Washington should crank up the pressure on Moscow as Russian President Vladimir Putin is confronted by a powerful one-two punch of military and economic failures, former CIA director David Petraeus tells CNN.
“Putin is in a very, very difficult situation,” Petraeus said in a phone interview. “We need to continue to tighten the screws.”
The perception of Putin’s ironclad grip on power was shattered by last month’s Wagner rebellion, a short-lived uprising that nonetheless amounted to the greatest challenge to the Russian leader’s authority since he rose to power in the 1990s.
Petraeus, currently serving as vice chairman of the KKR Global Institute, said Putin faces “bleeding on the battlefield” as well as “in the economy, the home front.”
“It has not been as bad as a lot of us hoped it would be. Still, they are in trouble on the home front,” he said of Russia’s economic situation.
The retired four-star general cited a range of developments that illustrate severe pain in the Russian economy, including Moscow’s mounting budget deficits, the exodus of more than 1,000 major Western companies, the withdrawal of major oil producers and their superior technology, and the severing of much trade with Europe.
The Russian government’s revenues from oil and gas fell by 47% to 3.38 trillion roubles ($37.4 billion) in the first half of the year from the same period in 2022, Reuters reported Wednesday, citing finance ministry data. Tax returns fell because of lower prices and sales volumes.
Petraeus, the former head of US Central Command, said Russia also faces a brain drain caused by the sheer number of talented citizens who left the country since the war began in February 2022.
“They’ve lost hundreds of thousands of their best and brightest — who no longer wanted to live in a country that is a global pariah,” he said.
Western sanctions have not delivered a deathblow to the Russian economy. Some, including economist Larry Summers, argue that economic penalties on Russia haven’t bitten as hard as anticipated because not enough countries have imposed sanctions.
Others, like Yale professor Jeffrey Sonnenfeld, say sanctions are “working tremendously” well against Russia.
“Russia is no longer an economic superpower. This is an economy that is hemorrhaging,” Sonnenfeld told CNN.
The slow erosion of Russia’s economic power is mirrored on the battlefields in Ukraine.

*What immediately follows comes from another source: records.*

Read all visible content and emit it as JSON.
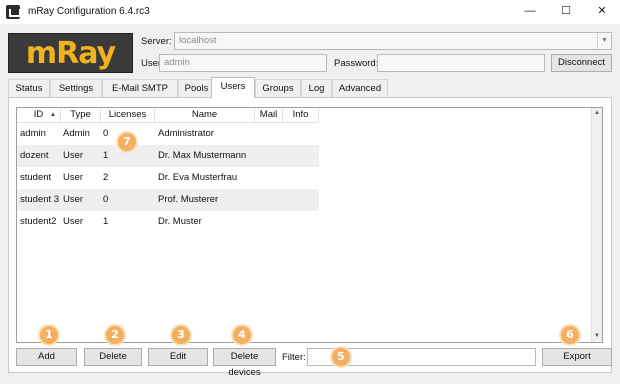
{
  "window": {
    "title": "mRay Configuration 6.4.rc3",
    "controls": {
      "minimize": "—",
      "maximize": "☐",
      "close": "✕"
    }
  },
  "logo": {
    "text": "mRay"
  },
  "connection": {
    "server_label": "Server:",
    "server_value": "localhost",
    "username_label": "Username:",
    "username_value": "admin",
    "password_label": "Password:",
    "password_value": "",
    "disconnect_label": "Disconnect"
  },
  "tabs": [
    {
      "label": "Status"
    },
    {
      "label": "Settings"
    },
    {
      "label": "E-Mail SMTP"
    },
    {
      "label": "Pools"
    },
    {
      "label": "Users",
      "active": true
    },
    {
      "label": "Groups"
    },
    {
      "label": "Log"
    },
    {
      "label": "Advanced"
    }
  ],
  "users_table": {
    "columns": [
      "ID",
      "Type",
      "Licenses",
      "Name",
      "Mail",
      "Info"
    ],
    "sort_column": "ID",
    "rows": [
      {
        "id": "admin",
        "type": "Admin",
        "licenses": "0",
        "name": "Administrator",
        "mail": "",
        "info": ""
      },
      {
        "id": "dozent",
        "type": "User",
        "licenses": "1",
        "name": "Dr. Max Mustermann",
        "mail": "",
        "info": ""
      },
      {
        "id": "student",
        "type": "User",
        "licenses": "2",
        "name": "Dr. Eva Musterfrau",
        "mail": "",
        "info": ""
      },
      {
        "id": "student 3",
        "type": "User",
        "licenses": "0",
        "name": "Prof. Musterer",
        "mail": "",
        "info": ""
      },
      {
        "id": "student2",
        "type": "User",
        "licenses": "1",
        "name": "Dr. Muster",
        "mail": "",
        "info": ""
      }
    ]
  },
  "actions": {
    "add_label": "Add",
    "delete_label": "Delete",
    "edit_label": "Edit",
    "delete_devices_label": "Delete devices",
    "filter_label": "Filter:",
    "filter_value": "",
    "export_label": "Export"
  },
  "markers": [
    "1",
    "2",
    "3",
    "4",
    "5",
    "6",
    "7"
  ],
  "colors": {
    "logo_text": "#f0b21e",
    "marker": "#f3b061",
    "row_alt": "#efefef"
  }
}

Even though many in the West assumed Putin’s army would quickly topple Kyiv, the war in Ukraine has dragged on for nearly a year and a half.
And Petraeus says the war won’t end until “Putin realizes this is not sustainable.”
Of course, that is one objective behind Western sanctions on Russia: to make it too painful for Moscow to continue the war.
Petraeus praised the Treasury Department’s “very impressive” sanctions campaign, led by Deputy Treasury Secretary Wally Adeyemo.
But the former CIA chief noted the complexity involved in modern sanctions, where target countries often find ways to evade restrictions.
For instance, US officials say that to get around Western bans on technology sales to Russia, Moscow is importing dishwashers, washing machines and other kitchen appliances to use their advanced computer chips in rockets, planes and elsewhere.
“This is a real cat-and-mouse game. It takes enormous perseverance and attention to detail,” Petraeus said. “The challenge is one of just sheer capacity and bandwidth.”
Petraeus called for the US and its partners to “continue to tighten” economic sanctions and export controls on Russia and to “minimize” the “disappointing” number of countries willing to trade with Moscow.
“We have to continue to stay after it — and I’m confident we will,” he said.
Sonnenfeld, the Yale professor, agreed that more could be done to pressure Moscow, including better tracking of avionics parts and microchips that end up making their way into Russia through third-party countries.
“There’s leakage in chips and aviation. That could absolutely be policed better,” he said.
The KKR exec praised the Biden administration and Congress for doing an “extraordinary job” in supporting Ukraine and keeping the Western alliance together.
However, he expressed disappointment that Washington hasn’t moved faster to get Ukraine all the military hardware that officials in Kyiv say is needed.
“There is a bit of a pattern where Ukraine asks for something, we say, ‘No,’ then ‘possibly,’ then ‘maybe’ and eventually we accede to their request. But you’re losing time in this effort,” Petraeus said. “We have been a little bit overly cautious.”